I was particularly struck by the international spread of speakers and clinics represented at the expo. While it comes as no surprise that fertility treatment crosses borders, travel within and between countries has become synonymous with risk and danger during the pandemic. Restricted travel has had huge impacts on planned or initiated fertility treatment abroad and media reports have described desperate situations where people have been unable to retrieve babies from surrogates (see here). Inevitably these new risks and limits to mobility will place additional stress on a process that can already feel risky at every stage.
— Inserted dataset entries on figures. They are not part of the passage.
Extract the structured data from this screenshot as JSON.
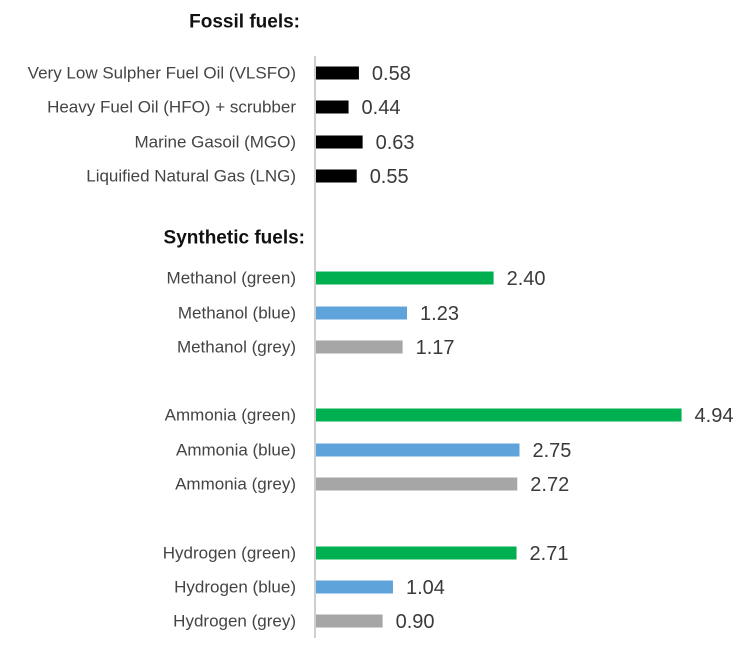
{
  "chart_data": {
    "type": "bar",
    "orientation": "horizontal",
    "grid": false,
    "legend": "none",
    "xlim": [
      0,
      5
    ],
    "groups": [
      {
        "label": "Fossil fuels:",
        "items": [
          {
            "category": "Very Low Sulpher Fuel Oil (VLSFO)",
            "value": 0.58,
            "value_label": "0.58",
            "color": "#000000"
          },
          {
            "category": "Heavy Fuel Oil (HFO) + scrubber",
            "value": 0.44,
            "value_label": "0.44",
            "color": "#000000"
          },
          {
            "category": "Marine Gasoil (MGO)",
            "value": 0.63,
            "value_label": "0.63",
            "color": "#000000"
          },
          {
            "category": "Liquified Natural Gas (LNG)",
            "value": 0.55,
            "value_label": "0.55",
            "color": "#000000"
          }
        ]
      },
      {
        "label": "Synthetic fuels:",
        "items": [
          {
            "category": "Methanol (green)",
            "value": 2.4,
            "value_label": "2.40",
            "color": "#00B050"
          },
          {
            "category": "Methanol (blue)",
            "value": 1.23,
            "value_label": "1.23",
            "color": "#5FA3DB"
          },
          {
            "category": "Methanol (grey)",
            "value": 1.17,
            "value_label": "1.17",
            "color": "#A6A6A6"
          },
          {
            "category": "Ammonia (green)",
            "value": 4.94,
            "value_label": "4.94",
            "color": "#00B050"
          },
          {
            "category": "Ammonia (blue)",
            "value": 2.75,
            "value_label": "2.75",
            "color": "#5FA3DB"
          },
          {
            "category": "Ammonia (grey)",
            "value": 2.72,
            "value_label": "2.72",
            "color": "#A6A6A6"
          },
          {
            "category": "Hydrogen (green)",
            "value": 2.71,
            "value_label": "2.71",
            "color": "#00B050"
          },
          {
            "category": "Hydrogen (blue)",
            "value": 1.04,
            "value_label": "1.04",
            "color": "#5FA3DB"
          },
          {
            "category": "Hydrogen (grey)",
            "value": 0.9,
            "value_label": "0.90",
            "color": "#A6A6A6"
          }
        ]
      }
    ],
    "axis_color": "#BFBFBF"
  }
}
The idea of avoiding unnecessary risk has become a familiar frame of mind over the last couple of months, although for patients in the midst of fertility treatment, calculations of necessity and risk are highly complex, emotional and shifting. Back to the expo, many of the talks I attended seemed to assume that the world of fertility treatment will be returning to ‘normal’ at some point in the not-too-far future, yet I questioned to what extent this will be the case. I wondered what long-lasting impacts the pandemic will have on the landscape of fertility treatment, patients’ decision-making processes and their maintenance of hope, as these respond to a contemporary moment of uncertainty.